Space Experts Meet to Address ORS Warfighter Needs (Source: USAF)
More than 70 senior leaders and experts from across the Services, joint agencies and Intelligence Community came together Aug. 28 to discuss the way ahead for Operationally Responsive Space. The objective -- a clearly defined joint process for identifying and developing ORS requirements and capabilities; how they are integrated and deconflicted; and ways to create, follow and use common standards. "It was very productive," said Army Col. Dave Cox, Future Warfare Center deputy director, U.S. Army Space and Missile Defense Command. "The right people were in the room to discuss how to apply the right resources to support the joint warfighter, and to identify the best organization to figure out the joint process for requirements." The ORS concept is to provide joint force commanders space and space-related capabilities on orbit, quickly to meet urgent operational needs.

September 1 News Items

Motorola Didn't Mislead Iridium Investors, Judge Says (Source: Bloomberg)
Motorola Inc., the world's second- biggest mobile-phone maker, didn't knowingly mislead investors about the prospects of its failed Iridium LLC satellite unit, a bankruptcy judge ruled. It couldn't be proved Iridium was insolvent before its 1998 launch, U.S. Bankruptcy Judge James Peck in New York said today in a written ruling. His finding will keep Iridium creditors from recovering at least some of the $3.45 billion they claim Motorola owes them under a theory that it was liable for Iridium's collapse because it saddled the unit with debt and a poor business plan as consumers shunned its bulky, expensive phones. "The fact that Iridium failed in such a spectacular fashion stands out as a disturbing counterpoint to the market's optimistic predictions of present and future value," Peck wrote, closing the first phase of a six-year-old case.

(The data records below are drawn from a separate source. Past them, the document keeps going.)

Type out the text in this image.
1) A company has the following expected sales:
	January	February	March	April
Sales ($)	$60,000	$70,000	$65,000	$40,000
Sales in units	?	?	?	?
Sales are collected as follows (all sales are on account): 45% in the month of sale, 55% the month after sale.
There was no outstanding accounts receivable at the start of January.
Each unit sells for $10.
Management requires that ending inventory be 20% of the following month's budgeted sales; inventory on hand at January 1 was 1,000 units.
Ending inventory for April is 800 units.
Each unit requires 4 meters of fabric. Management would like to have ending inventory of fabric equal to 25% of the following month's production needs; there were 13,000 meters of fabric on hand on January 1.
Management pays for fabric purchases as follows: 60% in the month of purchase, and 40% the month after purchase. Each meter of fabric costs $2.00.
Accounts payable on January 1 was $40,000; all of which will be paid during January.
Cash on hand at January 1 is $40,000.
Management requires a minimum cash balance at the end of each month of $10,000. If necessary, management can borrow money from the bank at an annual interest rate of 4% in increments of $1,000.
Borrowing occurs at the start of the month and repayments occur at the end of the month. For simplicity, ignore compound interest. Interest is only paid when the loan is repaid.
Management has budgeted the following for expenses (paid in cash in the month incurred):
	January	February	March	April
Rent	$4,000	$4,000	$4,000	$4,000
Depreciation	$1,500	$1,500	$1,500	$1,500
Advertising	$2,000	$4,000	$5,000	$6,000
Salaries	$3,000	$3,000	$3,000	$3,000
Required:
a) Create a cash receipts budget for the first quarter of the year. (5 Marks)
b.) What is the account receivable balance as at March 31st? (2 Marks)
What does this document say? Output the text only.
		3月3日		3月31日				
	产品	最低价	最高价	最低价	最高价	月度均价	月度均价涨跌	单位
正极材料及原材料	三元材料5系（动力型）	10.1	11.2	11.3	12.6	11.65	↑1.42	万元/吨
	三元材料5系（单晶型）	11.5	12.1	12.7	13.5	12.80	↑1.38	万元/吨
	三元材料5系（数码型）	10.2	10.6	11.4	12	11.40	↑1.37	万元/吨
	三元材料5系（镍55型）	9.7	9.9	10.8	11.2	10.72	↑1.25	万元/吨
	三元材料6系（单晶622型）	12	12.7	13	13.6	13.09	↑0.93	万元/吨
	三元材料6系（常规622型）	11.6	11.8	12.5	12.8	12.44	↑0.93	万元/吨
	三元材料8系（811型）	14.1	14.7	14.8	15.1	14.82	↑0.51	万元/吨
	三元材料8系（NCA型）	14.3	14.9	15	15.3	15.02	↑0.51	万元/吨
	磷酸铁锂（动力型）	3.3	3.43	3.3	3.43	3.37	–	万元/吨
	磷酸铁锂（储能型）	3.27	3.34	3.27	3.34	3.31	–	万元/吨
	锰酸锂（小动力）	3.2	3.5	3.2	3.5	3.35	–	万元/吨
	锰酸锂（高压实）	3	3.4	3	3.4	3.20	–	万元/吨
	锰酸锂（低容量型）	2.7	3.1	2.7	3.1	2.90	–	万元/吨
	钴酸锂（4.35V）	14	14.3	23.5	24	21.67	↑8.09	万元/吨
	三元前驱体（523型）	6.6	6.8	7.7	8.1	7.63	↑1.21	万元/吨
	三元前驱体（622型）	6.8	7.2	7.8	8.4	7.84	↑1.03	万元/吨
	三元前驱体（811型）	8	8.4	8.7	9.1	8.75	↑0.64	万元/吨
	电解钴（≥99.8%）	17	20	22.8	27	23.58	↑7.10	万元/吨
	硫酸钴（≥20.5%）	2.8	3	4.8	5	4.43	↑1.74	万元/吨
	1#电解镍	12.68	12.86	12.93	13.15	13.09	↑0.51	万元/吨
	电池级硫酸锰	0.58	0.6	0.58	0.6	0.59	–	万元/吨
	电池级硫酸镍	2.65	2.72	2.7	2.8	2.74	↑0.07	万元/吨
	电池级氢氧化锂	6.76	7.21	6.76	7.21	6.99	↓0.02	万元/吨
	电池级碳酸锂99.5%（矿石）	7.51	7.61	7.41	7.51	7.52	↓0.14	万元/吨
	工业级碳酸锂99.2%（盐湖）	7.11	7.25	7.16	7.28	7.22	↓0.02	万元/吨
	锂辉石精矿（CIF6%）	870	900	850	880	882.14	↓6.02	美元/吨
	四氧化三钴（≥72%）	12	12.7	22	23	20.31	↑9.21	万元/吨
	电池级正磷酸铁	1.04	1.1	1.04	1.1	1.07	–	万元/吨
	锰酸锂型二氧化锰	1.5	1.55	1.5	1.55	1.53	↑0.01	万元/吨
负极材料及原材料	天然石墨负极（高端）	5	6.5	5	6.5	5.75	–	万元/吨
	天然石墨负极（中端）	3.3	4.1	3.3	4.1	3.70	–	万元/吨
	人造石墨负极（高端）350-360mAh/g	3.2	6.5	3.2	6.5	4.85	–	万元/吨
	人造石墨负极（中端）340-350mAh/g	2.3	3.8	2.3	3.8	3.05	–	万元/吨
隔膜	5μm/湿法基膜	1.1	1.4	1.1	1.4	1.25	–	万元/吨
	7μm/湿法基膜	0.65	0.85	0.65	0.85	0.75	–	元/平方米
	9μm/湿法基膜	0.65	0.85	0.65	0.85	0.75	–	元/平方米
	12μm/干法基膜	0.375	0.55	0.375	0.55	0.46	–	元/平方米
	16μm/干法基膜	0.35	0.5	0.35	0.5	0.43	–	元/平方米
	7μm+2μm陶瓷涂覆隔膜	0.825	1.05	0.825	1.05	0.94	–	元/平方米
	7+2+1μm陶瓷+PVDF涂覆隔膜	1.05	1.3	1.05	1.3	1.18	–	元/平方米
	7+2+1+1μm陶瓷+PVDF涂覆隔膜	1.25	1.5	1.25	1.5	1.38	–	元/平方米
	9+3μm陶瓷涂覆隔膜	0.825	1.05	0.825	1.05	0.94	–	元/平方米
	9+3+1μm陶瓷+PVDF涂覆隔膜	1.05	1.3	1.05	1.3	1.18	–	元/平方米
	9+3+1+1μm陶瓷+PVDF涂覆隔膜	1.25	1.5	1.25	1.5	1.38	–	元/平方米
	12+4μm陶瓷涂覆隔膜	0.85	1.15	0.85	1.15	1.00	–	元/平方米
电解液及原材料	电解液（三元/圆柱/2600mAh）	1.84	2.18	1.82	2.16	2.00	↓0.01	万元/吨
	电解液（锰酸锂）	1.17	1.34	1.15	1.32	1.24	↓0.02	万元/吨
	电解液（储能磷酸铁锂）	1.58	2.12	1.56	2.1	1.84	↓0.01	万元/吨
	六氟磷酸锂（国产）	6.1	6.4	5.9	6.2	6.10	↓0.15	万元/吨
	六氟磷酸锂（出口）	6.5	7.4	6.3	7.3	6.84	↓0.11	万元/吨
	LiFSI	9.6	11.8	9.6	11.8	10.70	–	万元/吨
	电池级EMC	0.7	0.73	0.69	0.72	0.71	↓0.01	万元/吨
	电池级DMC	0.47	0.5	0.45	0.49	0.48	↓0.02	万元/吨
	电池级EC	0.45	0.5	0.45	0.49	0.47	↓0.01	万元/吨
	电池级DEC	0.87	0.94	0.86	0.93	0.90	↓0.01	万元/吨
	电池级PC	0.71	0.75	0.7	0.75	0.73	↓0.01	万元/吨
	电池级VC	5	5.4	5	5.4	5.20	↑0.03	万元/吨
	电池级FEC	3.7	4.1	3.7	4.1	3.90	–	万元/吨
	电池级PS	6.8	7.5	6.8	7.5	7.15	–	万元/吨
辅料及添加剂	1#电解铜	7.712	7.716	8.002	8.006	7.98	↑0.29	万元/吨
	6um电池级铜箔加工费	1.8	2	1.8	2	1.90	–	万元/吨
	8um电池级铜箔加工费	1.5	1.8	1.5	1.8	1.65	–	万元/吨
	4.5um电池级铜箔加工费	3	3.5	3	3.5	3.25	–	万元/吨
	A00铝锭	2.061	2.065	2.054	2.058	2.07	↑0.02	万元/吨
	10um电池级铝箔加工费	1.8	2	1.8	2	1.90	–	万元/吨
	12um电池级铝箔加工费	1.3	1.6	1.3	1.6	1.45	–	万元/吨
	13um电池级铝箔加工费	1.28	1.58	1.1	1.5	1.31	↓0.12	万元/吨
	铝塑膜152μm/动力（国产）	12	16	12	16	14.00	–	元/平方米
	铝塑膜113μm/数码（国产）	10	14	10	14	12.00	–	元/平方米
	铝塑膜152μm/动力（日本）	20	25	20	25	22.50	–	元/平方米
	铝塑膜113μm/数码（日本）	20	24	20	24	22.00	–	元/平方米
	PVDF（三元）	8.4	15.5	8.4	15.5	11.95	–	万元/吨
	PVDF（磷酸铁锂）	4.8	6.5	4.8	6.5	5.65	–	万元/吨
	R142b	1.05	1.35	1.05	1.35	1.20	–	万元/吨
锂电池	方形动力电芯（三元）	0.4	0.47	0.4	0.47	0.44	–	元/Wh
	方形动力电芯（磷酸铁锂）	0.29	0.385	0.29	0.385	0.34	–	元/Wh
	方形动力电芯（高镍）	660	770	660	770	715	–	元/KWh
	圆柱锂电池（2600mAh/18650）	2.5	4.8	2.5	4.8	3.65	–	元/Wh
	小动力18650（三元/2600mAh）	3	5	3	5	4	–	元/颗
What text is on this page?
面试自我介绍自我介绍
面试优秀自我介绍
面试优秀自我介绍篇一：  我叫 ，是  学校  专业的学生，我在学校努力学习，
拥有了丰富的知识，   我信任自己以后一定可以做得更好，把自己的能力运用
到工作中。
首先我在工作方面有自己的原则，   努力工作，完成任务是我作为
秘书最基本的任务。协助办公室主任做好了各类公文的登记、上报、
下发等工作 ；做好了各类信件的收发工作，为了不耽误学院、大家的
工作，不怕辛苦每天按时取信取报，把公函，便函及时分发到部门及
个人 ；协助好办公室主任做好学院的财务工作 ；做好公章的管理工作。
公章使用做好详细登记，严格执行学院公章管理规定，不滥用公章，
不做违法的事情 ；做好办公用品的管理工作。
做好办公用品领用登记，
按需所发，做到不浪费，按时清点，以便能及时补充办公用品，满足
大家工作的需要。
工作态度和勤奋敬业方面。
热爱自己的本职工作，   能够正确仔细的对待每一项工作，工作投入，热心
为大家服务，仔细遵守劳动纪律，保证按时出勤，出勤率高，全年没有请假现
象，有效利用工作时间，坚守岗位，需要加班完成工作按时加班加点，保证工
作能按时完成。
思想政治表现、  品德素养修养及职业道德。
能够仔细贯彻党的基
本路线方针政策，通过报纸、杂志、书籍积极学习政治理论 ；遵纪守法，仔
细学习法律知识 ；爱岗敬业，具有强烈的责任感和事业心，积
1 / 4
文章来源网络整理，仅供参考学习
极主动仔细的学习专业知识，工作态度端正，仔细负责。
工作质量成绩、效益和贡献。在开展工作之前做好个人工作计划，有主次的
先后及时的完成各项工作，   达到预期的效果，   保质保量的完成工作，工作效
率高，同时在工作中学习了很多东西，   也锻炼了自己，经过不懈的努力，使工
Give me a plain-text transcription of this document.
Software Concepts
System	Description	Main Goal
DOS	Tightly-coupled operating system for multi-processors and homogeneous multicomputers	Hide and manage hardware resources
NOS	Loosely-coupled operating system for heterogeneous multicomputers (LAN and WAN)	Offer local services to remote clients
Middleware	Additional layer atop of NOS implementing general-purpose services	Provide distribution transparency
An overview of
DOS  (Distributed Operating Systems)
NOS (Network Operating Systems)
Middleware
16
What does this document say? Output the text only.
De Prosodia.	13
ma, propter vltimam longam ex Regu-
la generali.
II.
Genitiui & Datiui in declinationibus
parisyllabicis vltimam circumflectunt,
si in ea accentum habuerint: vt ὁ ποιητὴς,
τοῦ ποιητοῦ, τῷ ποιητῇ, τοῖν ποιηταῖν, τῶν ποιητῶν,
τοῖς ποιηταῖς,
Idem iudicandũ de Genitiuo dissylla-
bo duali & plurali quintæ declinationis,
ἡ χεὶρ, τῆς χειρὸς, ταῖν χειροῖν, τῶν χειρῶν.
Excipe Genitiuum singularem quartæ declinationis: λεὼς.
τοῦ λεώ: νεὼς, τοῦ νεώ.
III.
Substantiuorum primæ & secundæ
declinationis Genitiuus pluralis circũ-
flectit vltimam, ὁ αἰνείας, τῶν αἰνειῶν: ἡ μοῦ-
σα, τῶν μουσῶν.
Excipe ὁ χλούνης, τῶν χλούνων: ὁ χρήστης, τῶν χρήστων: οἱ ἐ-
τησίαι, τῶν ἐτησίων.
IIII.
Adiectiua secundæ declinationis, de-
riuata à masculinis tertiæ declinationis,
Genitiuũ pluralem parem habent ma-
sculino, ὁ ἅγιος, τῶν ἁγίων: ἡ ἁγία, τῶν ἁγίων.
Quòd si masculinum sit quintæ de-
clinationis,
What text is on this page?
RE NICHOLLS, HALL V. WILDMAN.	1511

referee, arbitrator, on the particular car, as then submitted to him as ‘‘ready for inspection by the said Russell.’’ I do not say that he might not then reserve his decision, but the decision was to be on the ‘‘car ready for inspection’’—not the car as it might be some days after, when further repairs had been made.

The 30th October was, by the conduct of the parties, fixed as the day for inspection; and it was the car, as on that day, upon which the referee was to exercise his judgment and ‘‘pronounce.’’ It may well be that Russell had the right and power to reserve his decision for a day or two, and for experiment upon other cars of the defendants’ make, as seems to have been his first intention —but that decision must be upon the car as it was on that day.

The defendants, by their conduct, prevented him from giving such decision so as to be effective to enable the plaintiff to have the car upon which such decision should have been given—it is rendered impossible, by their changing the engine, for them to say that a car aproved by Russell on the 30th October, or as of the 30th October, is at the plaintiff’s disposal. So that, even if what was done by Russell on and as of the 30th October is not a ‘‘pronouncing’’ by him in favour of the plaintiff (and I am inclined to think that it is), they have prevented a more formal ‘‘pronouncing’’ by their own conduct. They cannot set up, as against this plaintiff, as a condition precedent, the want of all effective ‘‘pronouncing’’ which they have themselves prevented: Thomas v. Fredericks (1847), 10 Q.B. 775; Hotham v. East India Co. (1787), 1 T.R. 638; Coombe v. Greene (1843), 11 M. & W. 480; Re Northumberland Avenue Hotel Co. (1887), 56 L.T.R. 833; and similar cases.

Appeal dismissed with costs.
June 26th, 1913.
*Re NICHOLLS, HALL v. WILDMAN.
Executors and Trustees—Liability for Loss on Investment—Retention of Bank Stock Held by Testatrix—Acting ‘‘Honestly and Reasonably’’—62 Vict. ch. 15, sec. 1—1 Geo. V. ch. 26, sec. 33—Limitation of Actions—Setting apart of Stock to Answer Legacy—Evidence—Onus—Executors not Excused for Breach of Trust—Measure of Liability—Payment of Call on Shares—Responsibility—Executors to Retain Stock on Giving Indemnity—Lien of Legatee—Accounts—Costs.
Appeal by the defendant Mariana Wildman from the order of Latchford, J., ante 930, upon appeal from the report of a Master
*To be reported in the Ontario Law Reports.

Cocoa Firm Wins California Spaceport Support Contract (Source: DOD)
Call Henry, Inc., of Cocoa, Florida, has being awarded a contract modification for $8,821,848 for centralized management, operation, maintenance, repair, upgrade, and launch support for critical range and launch facilities and infrastructure supporting range transmitting and receiving sites, launch pads, spacecraft clean rooms, processing facilities, and aerospace ground equipment at Vandenberg Air Force Base in California.